# BMW 2004 645ci too hot to touch



## GER (Oct 12, 2004)

I have a 645ci which gets very hot around front grill and hood, can anyone advise...


----------



## JetBlack330i (Feb 8, 2002)

Park in shadow? :dunno:


----------



## Spngd (Feb 28, 2004)

*Why not schedule a service visit?*

GER,
Your problem sounds like the normal behaviour of a vehicle with a heat dissipating energy source. Why are you concerned?? Is it smoking?? Is the paint melting??


----------



## Rich_Jenkins (Jul 12, 2003)

GER said:


> I have a 645ci which gets very hot around front grill and hood, can anyone advise...


Perhaps you should get some steaks...


----------



## Curtis (Sep 27, 2004)

It is caused by the aluminum hood. The aluminum conducts more heat than traditional metals used.
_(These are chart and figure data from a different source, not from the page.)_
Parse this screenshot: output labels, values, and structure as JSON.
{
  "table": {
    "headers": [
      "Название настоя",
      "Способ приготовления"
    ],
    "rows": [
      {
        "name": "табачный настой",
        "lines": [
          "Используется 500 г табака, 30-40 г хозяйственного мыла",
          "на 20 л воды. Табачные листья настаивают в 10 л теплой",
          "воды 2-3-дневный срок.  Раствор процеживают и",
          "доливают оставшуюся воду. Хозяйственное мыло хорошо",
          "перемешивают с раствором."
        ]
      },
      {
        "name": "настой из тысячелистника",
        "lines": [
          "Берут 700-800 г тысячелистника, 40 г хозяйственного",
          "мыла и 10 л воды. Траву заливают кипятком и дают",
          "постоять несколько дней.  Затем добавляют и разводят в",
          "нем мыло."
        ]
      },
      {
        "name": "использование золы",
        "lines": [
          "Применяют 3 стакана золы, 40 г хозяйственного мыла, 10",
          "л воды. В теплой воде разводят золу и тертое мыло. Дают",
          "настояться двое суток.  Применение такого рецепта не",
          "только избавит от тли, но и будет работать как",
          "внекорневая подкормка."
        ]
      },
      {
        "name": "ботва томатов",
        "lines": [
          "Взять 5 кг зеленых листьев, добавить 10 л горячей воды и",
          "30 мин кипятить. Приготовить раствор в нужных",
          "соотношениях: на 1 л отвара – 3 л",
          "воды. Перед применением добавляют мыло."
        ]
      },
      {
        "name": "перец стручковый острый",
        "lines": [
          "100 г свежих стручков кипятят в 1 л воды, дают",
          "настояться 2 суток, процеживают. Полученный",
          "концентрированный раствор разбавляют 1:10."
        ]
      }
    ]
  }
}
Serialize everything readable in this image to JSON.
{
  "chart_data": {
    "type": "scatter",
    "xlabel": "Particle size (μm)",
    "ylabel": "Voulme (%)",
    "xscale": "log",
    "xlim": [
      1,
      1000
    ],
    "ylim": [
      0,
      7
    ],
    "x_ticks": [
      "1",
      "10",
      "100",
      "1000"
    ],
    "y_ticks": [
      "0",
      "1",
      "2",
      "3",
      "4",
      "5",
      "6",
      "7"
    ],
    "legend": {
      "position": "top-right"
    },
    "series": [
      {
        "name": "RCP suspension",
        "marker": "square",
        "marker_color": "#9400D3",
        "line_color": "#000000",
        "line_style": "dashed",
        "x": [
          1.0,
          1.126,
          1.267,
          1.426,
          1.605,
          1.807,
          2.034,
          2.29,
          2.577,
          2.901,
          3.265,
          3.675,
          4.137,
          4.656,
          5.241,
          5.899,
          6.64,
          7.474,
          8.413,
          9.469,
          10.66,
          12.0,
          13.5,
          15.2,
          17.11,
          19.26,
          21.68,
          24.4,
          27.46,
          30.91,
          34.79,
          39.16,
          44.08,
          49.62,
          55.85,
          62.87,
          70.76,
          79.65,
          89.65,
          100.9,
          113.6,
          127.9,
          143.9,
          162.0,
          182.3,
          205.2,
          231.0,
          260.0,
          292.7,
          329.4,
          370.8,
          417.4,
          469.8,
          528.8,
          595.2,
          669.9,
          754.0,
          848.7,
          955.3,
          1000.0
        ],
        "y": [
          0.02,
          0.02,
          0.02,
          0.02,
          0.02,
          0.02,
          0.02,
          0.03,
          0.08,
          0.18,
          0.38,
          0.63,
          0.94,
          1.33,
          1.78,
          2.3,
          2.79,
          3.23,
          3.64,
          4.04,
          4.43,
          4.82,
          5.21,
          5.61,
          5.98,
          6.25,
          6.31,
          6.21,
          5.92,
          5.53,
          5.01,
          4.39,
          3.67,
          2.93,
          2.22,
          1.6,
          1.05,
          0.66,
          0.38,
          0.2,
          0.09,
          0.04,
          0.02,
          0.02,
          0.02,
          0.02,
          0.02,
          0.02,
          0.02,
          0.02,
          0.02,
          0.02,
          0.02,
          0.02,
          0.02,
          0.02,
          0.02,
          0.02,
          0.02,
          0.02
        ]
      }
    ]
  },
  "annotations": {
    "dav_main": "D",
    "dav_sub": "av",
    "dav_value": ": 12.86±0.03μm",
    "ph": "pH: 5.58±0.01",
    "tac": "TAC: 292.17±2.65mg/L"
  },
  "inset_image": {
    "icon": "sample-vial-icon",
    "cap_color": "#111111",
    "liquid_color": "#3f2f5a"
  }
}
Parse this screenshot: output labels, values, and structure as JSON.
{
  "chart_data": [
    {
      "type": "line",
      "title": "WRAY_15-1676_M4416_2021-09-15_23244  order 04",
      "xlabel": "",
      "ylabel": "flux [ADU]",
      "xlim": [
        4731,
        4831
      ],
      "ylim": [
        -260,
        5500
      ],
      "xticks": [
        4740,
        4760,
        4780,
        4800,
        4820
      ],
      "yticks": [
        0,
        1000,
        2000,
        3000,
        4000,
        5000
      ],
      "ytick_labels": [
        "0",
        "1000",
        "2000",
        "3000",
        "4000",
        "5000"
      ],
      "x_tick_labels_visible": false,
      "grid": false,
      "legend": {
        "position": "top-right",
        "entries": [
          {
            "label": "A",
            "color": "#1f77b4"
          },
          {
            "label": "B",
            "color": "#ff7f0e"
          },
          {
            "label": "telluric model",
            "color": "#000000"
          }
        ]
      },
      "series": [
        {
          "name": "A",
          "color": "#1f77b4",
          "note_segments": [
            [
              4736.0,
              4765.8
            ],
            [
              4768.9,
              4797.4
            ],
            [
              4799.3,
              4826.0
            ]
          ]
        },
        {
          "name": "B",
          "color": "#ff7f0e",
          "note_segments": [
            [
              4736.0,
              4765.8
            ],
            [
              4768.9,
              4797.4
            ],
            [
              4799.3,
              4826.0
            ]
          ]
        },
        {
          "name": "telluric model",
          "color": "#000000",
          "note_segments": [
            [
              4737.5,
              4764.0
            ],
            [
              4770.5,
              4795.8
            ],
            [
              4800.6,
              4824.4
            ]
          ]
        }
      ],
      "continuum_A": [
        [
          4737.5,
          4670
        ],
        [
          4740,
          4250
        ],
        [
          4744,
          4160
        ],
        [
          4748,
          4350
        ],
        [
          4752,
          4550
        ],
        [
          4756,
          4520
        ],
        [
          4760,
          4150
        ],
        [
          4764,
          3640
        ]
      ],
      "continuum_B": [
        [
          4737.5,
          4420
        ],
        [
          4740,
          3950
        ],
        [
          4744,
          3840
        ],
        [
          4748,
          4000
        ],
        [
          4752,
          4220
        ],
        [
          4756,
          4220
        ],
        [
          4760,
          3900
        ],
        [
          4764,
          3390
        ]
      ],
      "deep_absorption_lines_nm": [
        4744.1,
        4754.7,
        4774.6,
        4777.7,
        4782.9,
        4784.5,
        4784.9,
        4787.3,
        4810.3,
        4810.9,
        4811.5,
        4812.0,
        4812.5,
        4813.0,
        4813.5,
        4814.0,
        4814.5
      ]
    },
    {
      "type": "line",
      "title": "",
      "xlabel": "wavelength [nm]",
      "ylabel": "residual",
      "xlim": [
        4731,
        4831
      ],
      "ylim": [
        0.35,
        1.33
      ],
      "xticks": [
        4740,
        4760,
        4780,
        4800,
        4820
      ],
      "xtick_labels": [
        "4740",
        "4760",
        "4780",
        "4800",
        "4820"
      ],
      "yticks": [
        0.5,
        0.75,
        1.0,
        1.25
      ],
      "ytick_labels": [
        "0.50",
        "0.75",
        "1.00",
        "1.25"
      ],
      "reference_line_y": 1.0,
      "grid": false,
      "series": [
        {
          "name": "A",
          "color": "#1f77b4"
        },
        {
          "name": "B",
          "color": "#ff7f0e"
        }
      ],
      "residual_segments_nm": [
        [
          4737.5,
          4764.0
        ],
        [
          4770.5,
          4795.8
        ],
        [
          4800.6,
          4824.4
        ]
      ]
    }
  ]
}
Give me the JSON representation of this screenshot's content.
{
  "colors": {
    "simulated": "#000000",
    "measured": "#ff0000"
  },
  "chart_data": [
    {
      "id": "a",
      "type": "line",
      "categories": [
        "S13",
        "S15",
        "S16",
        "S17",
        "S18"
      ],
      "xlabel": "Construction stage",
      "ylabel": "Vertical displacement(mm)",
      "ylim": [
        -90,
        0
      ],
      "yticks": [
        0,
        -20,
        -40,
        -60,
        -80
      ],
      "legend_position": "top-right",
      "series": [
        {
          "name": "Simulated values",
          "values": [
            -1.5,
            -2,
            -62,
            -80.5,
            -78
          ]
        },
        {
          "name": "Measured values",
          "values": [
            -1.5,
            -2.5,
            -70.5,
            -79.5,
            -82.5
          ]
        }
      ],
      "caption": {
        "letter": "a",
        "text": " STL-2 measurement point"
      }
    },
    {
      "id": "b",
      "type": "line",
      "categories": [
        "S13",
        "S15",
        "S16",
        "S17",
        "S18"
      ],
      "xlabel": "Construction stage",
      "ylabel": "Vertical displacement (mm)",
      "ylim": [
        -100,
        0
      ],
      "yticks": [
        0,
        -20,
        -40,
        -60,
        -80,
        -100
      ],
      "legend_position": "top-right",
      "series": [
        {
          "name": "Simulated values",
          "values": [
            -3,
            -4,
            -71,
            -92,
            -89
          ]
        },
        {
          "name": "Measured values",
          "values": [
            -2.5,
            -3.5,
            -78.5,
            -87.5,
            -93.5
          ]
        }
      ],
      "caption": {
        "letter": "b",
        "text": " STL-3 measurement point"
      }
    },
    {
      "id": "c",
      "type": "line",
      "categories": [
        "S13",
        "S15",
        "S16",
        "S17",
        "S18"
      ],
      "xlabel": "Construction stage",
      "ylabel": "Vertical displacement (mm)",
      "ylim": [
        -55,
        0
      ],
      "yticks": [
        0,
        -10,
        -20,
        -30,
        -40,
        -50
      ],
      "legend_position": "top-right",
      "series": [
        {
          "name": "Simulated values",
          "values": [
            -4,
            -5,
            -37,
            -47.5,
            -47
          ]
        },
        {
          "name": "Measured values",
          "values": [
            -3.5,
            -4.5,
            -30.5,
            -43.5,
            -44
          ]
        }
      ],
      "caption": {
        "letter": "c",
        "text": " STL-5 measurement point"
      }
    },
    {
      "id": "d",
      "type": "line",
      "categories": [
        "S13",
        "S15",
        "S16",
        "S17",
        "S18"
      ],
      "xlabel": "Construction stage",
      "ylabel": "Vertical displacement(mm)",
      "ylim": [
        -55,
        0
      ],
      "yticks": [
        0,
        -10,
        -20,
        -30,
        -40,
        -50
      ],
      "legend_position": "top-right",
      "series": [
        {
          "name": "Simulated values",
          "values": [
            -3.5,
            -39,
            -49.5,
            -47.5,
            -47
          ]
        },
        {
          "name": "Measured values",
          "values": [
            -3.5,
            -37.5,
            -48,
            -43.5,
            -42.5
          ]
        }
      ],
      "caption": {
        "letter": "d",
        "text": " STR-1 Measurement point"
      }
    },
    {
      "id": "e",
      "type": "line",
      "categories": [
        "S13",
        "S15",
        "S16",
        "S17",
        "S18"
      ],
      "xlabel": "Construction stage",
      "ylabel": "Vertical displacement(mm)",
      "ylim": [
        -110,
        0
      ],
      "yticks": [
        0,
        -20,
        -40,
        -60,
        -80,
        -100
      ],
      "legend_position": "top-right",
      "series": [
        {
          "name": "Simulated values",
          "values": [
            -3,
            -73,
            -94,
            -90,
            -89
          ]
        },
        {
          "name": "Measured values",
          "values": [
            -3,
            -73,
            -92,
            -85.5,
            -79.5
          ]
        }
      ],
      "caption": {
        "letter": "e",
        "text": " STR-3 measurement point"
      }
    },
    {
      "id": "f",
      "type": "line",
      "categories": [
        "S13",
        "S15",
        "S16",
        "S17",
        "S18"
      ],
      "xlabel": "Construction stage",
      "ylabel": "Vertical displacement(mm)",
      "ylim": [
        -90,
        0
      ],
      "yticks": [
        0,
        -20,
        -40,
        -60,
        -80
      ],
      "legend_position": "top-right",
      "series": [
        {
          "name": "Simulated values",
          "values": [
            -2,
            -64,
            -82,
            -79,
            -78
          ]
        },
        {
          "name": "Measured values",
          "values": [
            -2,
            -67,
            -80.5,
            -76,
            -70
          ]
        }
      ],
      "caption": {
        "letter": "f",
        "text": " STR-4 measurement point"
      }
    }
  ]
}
I can remember reading this somewhere before where a BMW engineer was explaining the heat dissipating characteristics of aluminum.


----------



## Dave 330i (Jan 4, 2002)

Originally Posted by wingspan
Perhaps you should get some steaks...



rumratt said:


> :rofl:


 :rofl: :rofl:


----------



## noonehome (Feb 20, 2004)

GER said:


> I have a 645ci which gets very hot around front grill and hood, can anyone advise...


My 545 is hot also. Sometimes too hot to open the hood.


----------